Sometimes, when introducing puppies and older dogs, there are no problems at all. However, it’s wise to think about how to bring your new addition into the family to avoid any issues before they occur.
Think carefully about the breed and type of puppy you choose. It’s not fair to bring a large and boisterous, high-energy puppy into your home if your dog is an older, small breed dog who likes to spend time curled up on the sofa. A Springer Spaniel pup and an elderly Cavalier King Charles Spaniel is unlikely to be a winning combination - don’t set the older dog and puppy union up for failure.
Here are some steps you can take so that introducing the puppy to older dog all goes well.
What should I do before I even bring the puppy home?
- Provide a separate water bowl and bed for the new puppy. It’s a good idea to put this in a different place from your older dogs area, at least to begin with. Give your older dog some space.
- Ensure your older dog’s vaccinations are all up-to-date. Puppies are very vulnerable, especially before their vaccination programme has been completed. The same applies to worming and flea and tick treatment.
- Hide all the toys and chews. Your older dog’s possessions could cause a flashpoint for conflict. Avoid problems by putting toys out of the way until your older dog and puppy have got used to each other.
Introducing a puppy to your older dog
The best thing you can do is introduce puppies and older dogs outside in a neutral place, so your older dog doesn’t go into ‘protecting my space’ mode. Remember, your puppy is vulnerable to infections without their vaccinations. Don’t go far or let them meet other dogs.
Alternatively, let them meet on the driveway before taking them into your garden. Another option is to let them meet and sniff each other with a fence in between.
Keep both dogs on leads and if either looks worried or anxious, take them off separately for a short break before bringing them back together again. Give them a maximum of ten minutes together and then take your older dog away for a break. Reward your older dog with a treat and some time with you.
Bringing the puppy into your house
When you bring them into your home, keep both older dog and puppy on leads. Take your time. Before you let them off, observe your older dog’s body language carefully. Look for any signs they are getting fed up with the puppy. Don’t leave the two of them unsupervised. You should be able to see if your puppy annoys the older dog and step in to avoid a problem.

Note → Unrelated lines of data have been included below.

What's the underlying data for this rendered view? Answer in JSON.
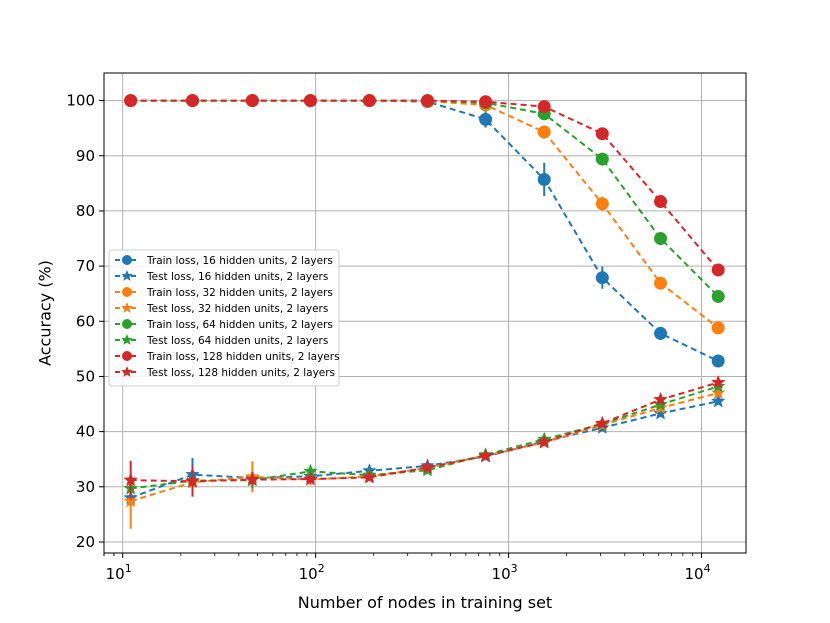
{
  "chart_data": {
    "type": "line",
    "title": "",
    "xlabel": "Number of nodes in training set",
    "ylabel": "Accuracy (%)",
    "xscale": "log",
    "xlim": [
      8,
      17000
    ],
    "ylim": [
      18,
      105
    ],
    "grid": true,
    "legend_position": "center-left",
    "x_ticks": [
      {
        "value": 10,
        "base": "10",
        "exp": "1"
      },
      {
        "value": 100,
        "base": "10",
        "exp": "2"
      },
      {
        "value": 1000,
        "base": "10",
        "exp": "3"
      },
      {
        "value": 10000,
        "base": "10",
        "exp": "4"
      }
    ],
    "y_ticks": [
      20,
      30,
      40,
      50,
      60,
      70,
      80,
      90,
      100
    ],
    "x": [
      11,
      23,
      47,
      94,
      190,
      380,
      760,
      1530,
      3060,
      6130,
      12200
    ],
    "series": [
      {
        "name": "Train loss, 16 hidden units, 2 layers",
        "color": "#1f77b4",
        "marker": "circle",
        "values": [
          100,
          100,
          100,
          100,
          100,
          99.8,
          96.6,
          85.7,
          67.9,
          57.8,
          52.8
        ],
        "errors": [
          0,
          0,
          0,
          0,
          0,
          0.3,
          1.5,
          3.0,
          2.0,
          1.2,
          0.6
        ]
      },
      {
        "name": "Test loss, 16 hidden units, 2 layers",
        "color": "#1f77b4",
        "marker": "star",
        "values": [
          28.0,
          32.2,
          31.6,
          31.9,
          32.9,
          33.8,
          35.5,
          38.2,
          40.7,
          43.3,
          45.5
        ],
        "errors": [
          1.0,
          3.0,
          0.8,
          0.8,
          0.6,
          0.5,
          0.4,
          0.4,
          0.4,
          0.4,
          0.5
        ]
      },
      {
        "name": "Train loss, 32 hidden units, 2 layers",
        "color": "#ff7f0e",
        "marker": "circle",
        "values": [
          100,
          100,
          100,
          100,
          100,
          99.9,
          99.2,
          94.3,
          81.3,
          66.9,
          58.8
        ],
        "errors": [
          0,
          0,
          0,
          0,
          0,
          0.2,
          0.5,
          1.2,
          1.3,
          1.0,
          0.7
        ]
      },
      {
        "name": "Test loss, 32 hidden units, 2 layers",
        "color": "#ff7f0e",
        "marker": "star",
        "values": [
          27.4,
          30.8,
          31.8,
          31.3,
          31.9,
          33.4,
          35.7,
          38.0,
          41.2,
          44.3,
          47.0
        ],
        "errors": [
          5.0,
          1.5,
          2.8,
          1.0,
          0.6,
          0.6,
          0.5,
          0.4,
          0.4,
          0.4,
          0.5
        ]
      },
      {
        "name": "Train loss, 64 hidden units, 2 layers",
        "color": "#2ca02c",
        "marker": "circle",
        "values": [
          100,
          100,
          100,
          100,
          100,
          100,
          99.6,
          97.6,
          89.4,
          75.0,
          64.5
        ],
        "errors": [
          0,
          0,
          0,
          0,
          0,
          0,
          0.3,
          0.6,
          0.8,
          0.8,
          0.6
        ]
      },
      {
        "name": "Test loss, 64 hidden units, 2 layers",
        "color": "#2ca02c",
        "marker": "star",
        "values": [
          29.7,
          31.1,
          31.2,
          32.8,
          32.1,
          33.0,
          35.8,
          38.6,
          41.4,
          44.9,
          48.2
        ],
        "errors": [
          1.5,
          1.5,
          1.5,
          1.0,
          0.6,
          0.6,
          0.5,
          0.4,
          0.4,
          0.4,
          0.5
        ]
      },
      {
        "name": "Train loss, 128 hidden units, 2 layers",
        "color": "#d62728",
        "marker": "circle",
        "values": [
          100,
          100,
          100,
          100,
          100,
          100,
          99.8,
          98.9,
          94.0,
          81.7,
          69.3
        ],
        "errors": [
          0,
          0,
          0,
          0,
          0,
          0,
          0.2,
          0.5,
          0.6,
          0.7,
          0.6
        ]
      },
      {
        "name": "Test loss, 128 hidden units, 2 layers",
        "color": "#d62728",
        "marker": "star",
        "values": [
          31.2,
          31.0,
          31.3,
          31.4,
          31.7,
          33.5,
          35.6,
          38.1,
          41.5,
          45.8,
          48.9
        ],
        "errors": [
          3.5,
          2.8,
          1.0,
          0.8,
          0.6,
          0.6,
          0.5,
          0.4,
          0.4,
          0.4,
          0.5
        ]
      }
    ]
  }
}
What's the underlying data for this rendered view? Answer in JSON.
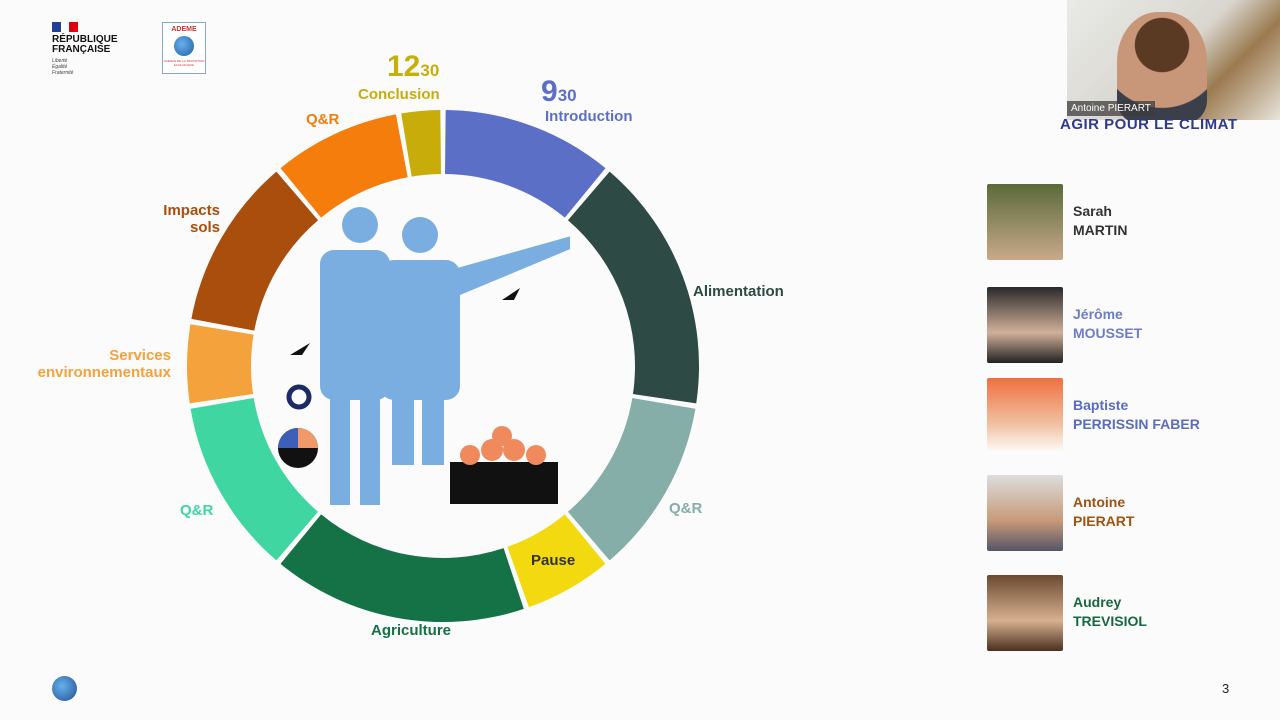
{
  "logos": {
    "republique": {
      "title_line1": "RÉPUBLIQUE",
      "title_line2": "FRANÇAISE",
      "motto": [
        "Liberté",
        "Égalité",
        "Fraternité"
      ]
    },
    "ademe": {
      "title": "ADEME",
      "subtitle": "AGENCE DE LA TRANSITION ÉCOLOGIQUE"
    }
  },
  "agenda": {
    "start_time": {
      "hour": "9",
      "minutes": "30"
    },
    "end_time": {
      "hour": "12",
      "minutes": "30"
    },
    "segments": [
      {
        "label": "Introduction",
        "color": "#5b6fc7"
      },
      {
        "label": "Alimentation",
        "color": "#2e4a44"
      },
      {
        "label": "Q&R",
        "color": "#84aea7"
      },
      {
        "label": "Pause",
        "color": "#f3da10"
      },
      {
        "label": "Agriculture",
        "color": "#157146"
      },
      {
        "label": "Q&R",
        "color": "#3fd6a2"
      },
      {
        "label": "Services environnementaux",
        "color": "#f4a23c"
      },
      {
        "label": "Impacts sols",
        "color": "#a94e0c"
      },
      {
        "label": "Q&R",
        "color": "#f47d0c"
      },
      {
        "label": "Conclusion",
        "color": "#c8ad0a"
      }
    ]
  },
  "video": {
    "participant": "Antoine PIERART",
    "overlay_text": "AGIR POUR LE CLIMAT"
  },
  "speakers": [
    {
      "first": "Sarah",
      "last": "MARTIN",
      "color": "#333333"
    },
    {
      "first": "Jérôme",
      "last": "MOUSSET",
      "color": "#6d7ec4"
    },
    {
      "first": "Baptiste",
      "last": "PERRISSIN FABER",
      "color": "#5a6dbd"
    },
    {
      "first": "Antoine",
      "last": "PIERART",
      "color": "#a0520f"
    },
    {
      "first": "Audrey",
      "last": "TREVISIOL",
      "color": "#17683f"
    }
  ],
  "page_number": "3"
}
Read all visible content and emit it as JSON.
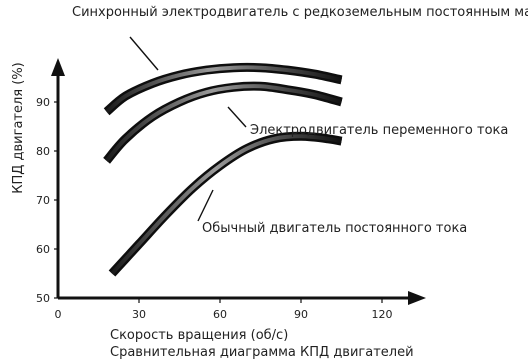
{
  "chart_data": {
    "type": "line",
    "caption": "Сравнительная диаграмма КПД двигателей",
    "xlabel": "Скорость вращения (об/с)",
    "ylabel": "КПД двигателя (%)",
    "xlim": [
      0,
      130
    ],
    "ylim": [
      50,
      100
    ],
    "x_ticks": [
      0,
      30,
      60,
      90,
      120
    ],
    "y_ticks": [
      50,
      60,
      70,
      80,
      90
    ],
    "grid": false,
    "legend": "none",
    "series": [
      {
        "name": "Синхронный электродвигатель с редкоземельным постоянным магнитом",
        "x": [
          18,
          25,
          35,
          45,
          55,
          65,
          75,
          85,
          95,
          105
        ],
        "y": [
          88,
          91.2,
          93.8,
          95.5,
          96.5,
          97,
          97,
          96.5,
          95.7,
          94.5
        ],
        "color": "#333333"
      },
      {
        "name": "Электродвигатель переменного тока",
        "x": [
          18,
          25,
          35,
          45,
          55,
          65,
          75,
          85,
          95,
          105
        ],
        "y": [
          78,
          82.5,
          87,
          90,
          92,
          93,
          93.2,
          92.5,
          91.5,
          90
        ],
        "color": "#333333"
      },
      {
        "name": "Обычный двигатель постоянного тока",
        "x": [
          20,
          30,
          40,
          50,
          60,
          70,
          80,
          90,
          100,
          105
        ],
        "y": [
          55,
          61,
          67,
          72.5,
          77,
          80.5,
          82.5,
          83,
          82.5,
          82
        ],
        "color": "#222222"
      }
    ]
  }
}
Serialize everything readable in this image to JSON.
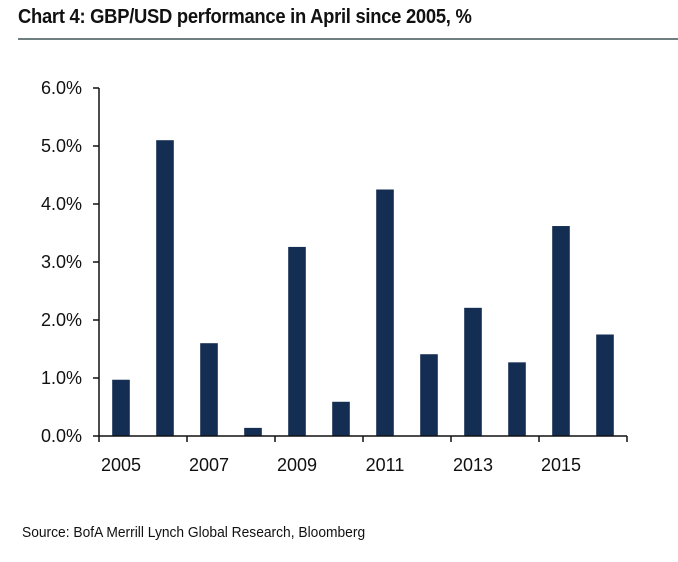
{
  "title": "Chart 4: GBP/USD performance in April since 2005, %",
  "source": "Source: BofA Merrill Lynch Global Research, Bloomberg",
  "colors": {
    "bar": "#142d52",
    "axis": "#111111",
    "rule": "#6f7f80"
  },
  "chart_data": {
    "type": "bar",
    "title": "Chart 4: GBP/USD performance in April since 2005, %",
    "xlabel": "",
    "ylabel": "",
    "categories": [
      "2005",
      "2006",
      "2007",
      "2008",
      "2009",
      "2010",
      "2011",
      "2012",
      "2013",
      "2014",
      "2015",
      "2016"
    ],
    "values": [
      0.97,
      5.1,
      1.6,
      0.14,
      3.26,
      0.59,
      4.25,
      1.41,
      2.21,
      1.27,
      3.62,
      1.75
    ],
    "x_tick_labels": [
      "2005",
      "2007",
      "2009",
      "2011",
      "2013",
      "2015"
    ],
    "y_tick_labels": [
      "0.0%",
      "1.0%",
      "2.0%",
      "3.0%",
      "4.0%",
      "5.0%",
      "6.0%"
    ],
    "y_ticks": [
      0,
      1,
      2,
      3,
      4,
      5,
      6
    ],
    "ylim": [
      0,
      6
    ],
    "grid": false,
    "legend": "none",
    "units": "%"
  }
}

Top tip: Invest in a baby gate so your older dog can have space from your puppy. They can get a bit much at times and pester your older dog. By giving your older dog time to rest and relax, you are limiting the chances of them not getting along.
It’s also important to show your older dog they are still much loved and number one in the dog pecking order. If you start to ignore your older dog in favour of the puppy, you really are going to put their nose out of joint!
Your older dog will need time to adjust to the new family situation. By carefully managing their introduction, you give the new dog relationship the best chance of working out well.